Changes in the exchange rate between the Euro and the U.S. dollar are currently immaterial to our operating results. Exposure to foreign currency exchange rate risk may increase over time as our business evolves.

The balance in note receivable at December 31, 2013 was $0.  In the first quarter of the current fiscal year, the note receivable balance consisted of a loan related to the Company’s investment in CollabRx.  After the completion of the acquisition of CollabRx, the note receivable was reclassified to be included as part of the purchase price, thereby extinguishing the $300 bridge loan previously extended to CollabRx.  Also as part of the purchase price, the Company assumed $500 of existing CollabRx indebtedness through the issuance of promissory notes.  The principal of the promissory notes is payable in equal installments on the third, fourth and fifth anniversaries of the date of issuance, along with the accrued but unpaid interest as of such dates.  See Note 8, CollabRx Acquisition.

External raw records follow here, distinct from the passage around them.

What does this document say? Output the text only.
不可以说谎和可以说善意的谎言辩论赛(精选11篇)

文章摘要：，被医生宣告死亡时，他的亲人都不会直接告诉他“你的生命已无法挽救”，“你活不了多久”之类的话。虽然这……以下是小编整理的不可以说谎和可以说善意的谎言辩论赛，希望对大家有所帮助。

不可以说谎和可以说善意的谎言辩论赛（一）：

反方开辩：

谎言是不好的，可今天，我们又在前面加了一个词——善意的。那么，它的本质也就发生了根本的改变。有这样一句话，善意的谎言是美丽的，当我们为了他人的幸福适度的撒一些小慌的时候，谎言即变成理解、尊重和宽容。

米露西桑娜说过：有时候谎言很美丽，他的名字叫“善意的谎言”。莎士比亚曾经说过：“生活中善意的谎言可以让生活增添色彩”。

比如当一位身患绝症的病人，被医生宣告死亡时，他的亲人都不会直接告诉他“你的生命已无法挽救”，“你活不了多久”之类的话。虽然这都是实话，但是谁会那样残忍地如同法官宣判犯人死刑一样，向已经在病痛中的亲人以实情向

On November 22, 2011, the Company completed a $300 strategic investment in NanoVibronix, Inc., a private company that develops medical devices and products that implement its proprietary therapeutic ultrasound technology.  The Company’s investment in NanoVibronix is in the form of a convertible promissory note that bears interest at a rate of 10% per year compounded annually and matures on November 15, 2014.  Principal and accrued interest under the note automatically convert into shares of Series B-1 Participating Convertible Preferred Stock of NanoVibronix upon the earlier to occur of (i) a $3,000 (or larger) equity financing by NanoVibronix or (ii) a sale of NanoVibronix.  In addition, the Company may convert principal and accrued interest under the note into shares of NanoVibronix Series B-1 Participating Convertible Preferred Stock at its election at any time.  In either case, the conversion price is $0.284 per share.